With the journal: Using progress files, decision logs, verification records, and git checkpoints. State report updated automatically at each session end. Session 2's rebuild cost dropped to ~3 minutes. By session 5, all 12 feature points completed and verified.

Quantitative comparison: rebuild time reduced ~78%, feature completion rate from 58% to 100%, hidden defect rate from 43% down to 8%. The craftsman is still amnesiac, but with the journal, each day starts from where yesterday stopped, not from zero.

Key Takeaways

  • Context windows are a finite resource. Long tasks will span sessions, and sessions will lose information — like the craftsman who forgets each day, this is objective reality.
  • The solution isn't bigger windows — it's better state persistence. Progress files + decision logs + git checkpoints — give the amnesiac craftsman a reliable journal.
  • Treat the agent like an engineer with amnesia: before "clocking out," write down what was done, why, and what's next.
  • Rebuild cost is the key metric. Good harnesses should get new sessions to an executable state within 3 minutes.
  • Mixed strategy: short tasks within sessions, long tasks with structured artifacts for continuity.

Further Reading

Exercises

  1. Continuity loss measurement: Pick a development task needing at least 3 sessions. Without providing any continuity artifacts, record at each session start how much context the agent spends "figuring out what happened last time." After each session, create a progress file and let the next session start from it. Compare rebuild costs with and without progress files.

  2. Handoff template design: Design a minimal handoff template with four fields: repo state (commit hash), runtime state (test pass rate), blockers, next actions.

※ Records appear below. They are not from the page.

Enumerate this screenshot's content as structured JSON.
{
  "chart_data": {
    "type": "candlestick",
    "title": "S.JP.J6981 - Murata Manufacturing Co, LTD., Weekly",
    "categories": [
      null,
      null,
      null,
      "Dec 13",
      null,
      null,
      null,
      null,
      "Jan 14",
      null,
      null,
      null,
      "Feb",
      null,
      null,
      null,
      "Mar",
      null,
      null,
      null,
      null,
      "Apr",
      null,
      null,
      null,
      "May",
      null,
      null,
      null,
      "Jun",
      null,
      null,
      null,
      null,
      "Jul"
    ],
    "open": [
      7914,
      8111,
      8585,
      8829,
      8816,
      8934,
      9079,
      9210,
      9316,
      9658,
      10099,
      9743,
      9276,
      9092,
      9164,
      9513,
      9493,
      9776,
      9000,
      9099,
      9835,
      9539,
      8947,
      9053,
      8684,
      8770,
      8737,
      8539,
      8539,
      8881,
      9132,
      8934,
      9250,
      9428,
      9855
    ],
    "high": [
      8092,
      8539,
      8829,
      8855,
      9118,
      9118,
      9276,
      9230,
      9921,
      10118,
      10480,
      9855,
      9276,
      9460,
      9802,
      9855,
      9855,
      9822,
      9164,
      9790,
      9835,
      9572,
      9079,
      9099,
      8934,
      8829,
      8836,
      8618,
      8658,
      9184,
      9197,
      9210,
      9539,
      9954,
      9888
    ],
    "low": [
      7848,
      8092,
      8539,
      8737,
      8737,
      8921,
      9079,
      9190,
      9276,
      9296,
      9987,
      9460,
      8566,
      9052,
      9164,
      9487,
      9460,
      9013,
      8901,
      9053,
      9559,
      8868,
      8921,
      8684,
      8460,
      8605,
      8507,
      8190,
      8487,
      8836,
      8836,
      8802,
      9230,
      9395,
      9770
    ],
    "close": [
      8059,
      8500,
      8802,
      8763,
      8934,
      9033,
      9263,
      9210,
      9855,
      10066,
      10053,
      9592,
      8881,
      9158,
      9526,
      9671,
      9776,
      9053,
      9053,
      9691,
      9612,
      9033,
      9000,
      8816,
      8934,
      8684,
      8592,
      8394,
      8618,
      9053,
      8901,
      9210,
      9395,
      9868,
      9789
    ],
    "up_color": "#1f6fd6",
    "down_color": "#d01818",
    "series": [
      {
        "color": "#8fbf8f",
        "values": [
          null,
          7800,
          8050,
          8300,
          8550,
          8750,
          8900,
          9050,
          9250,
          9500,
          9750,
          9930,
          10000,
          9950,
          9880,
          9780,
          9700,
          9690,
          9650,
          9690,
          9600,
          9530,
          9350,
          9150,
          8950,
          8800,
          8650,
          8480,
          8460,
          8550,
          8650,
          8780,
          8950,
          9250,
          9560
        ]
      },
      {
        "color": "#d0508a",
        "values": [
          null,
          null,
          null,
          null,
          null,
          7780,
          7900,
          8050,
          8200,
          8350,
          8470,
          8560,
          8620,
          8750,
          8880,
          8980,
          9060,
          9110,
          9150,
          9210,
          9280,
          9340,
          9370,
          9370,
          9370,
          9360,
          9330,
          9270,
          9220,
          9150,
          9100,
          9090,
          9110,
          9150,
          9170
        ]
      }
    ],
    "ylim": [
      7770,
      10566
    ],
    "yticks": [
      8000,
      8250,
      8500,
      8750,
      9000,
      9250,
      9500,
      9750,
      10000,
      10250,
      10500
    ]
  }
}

Let a completely fresh agent session restore project state using only this template. Record ambiguities encountered during restoration, iterate to improve the template.

  3. Mixed strategy experiment: In a 5-session development task, compare three strategies: (a) always start fresh sessions + progress files, (b) do as much as possible in one session (context compaction), (c) mixed strategy (short tasks in-session, long tasks across sessions + progress files). Compare rebuild time, feature completion rate, and decision consistency.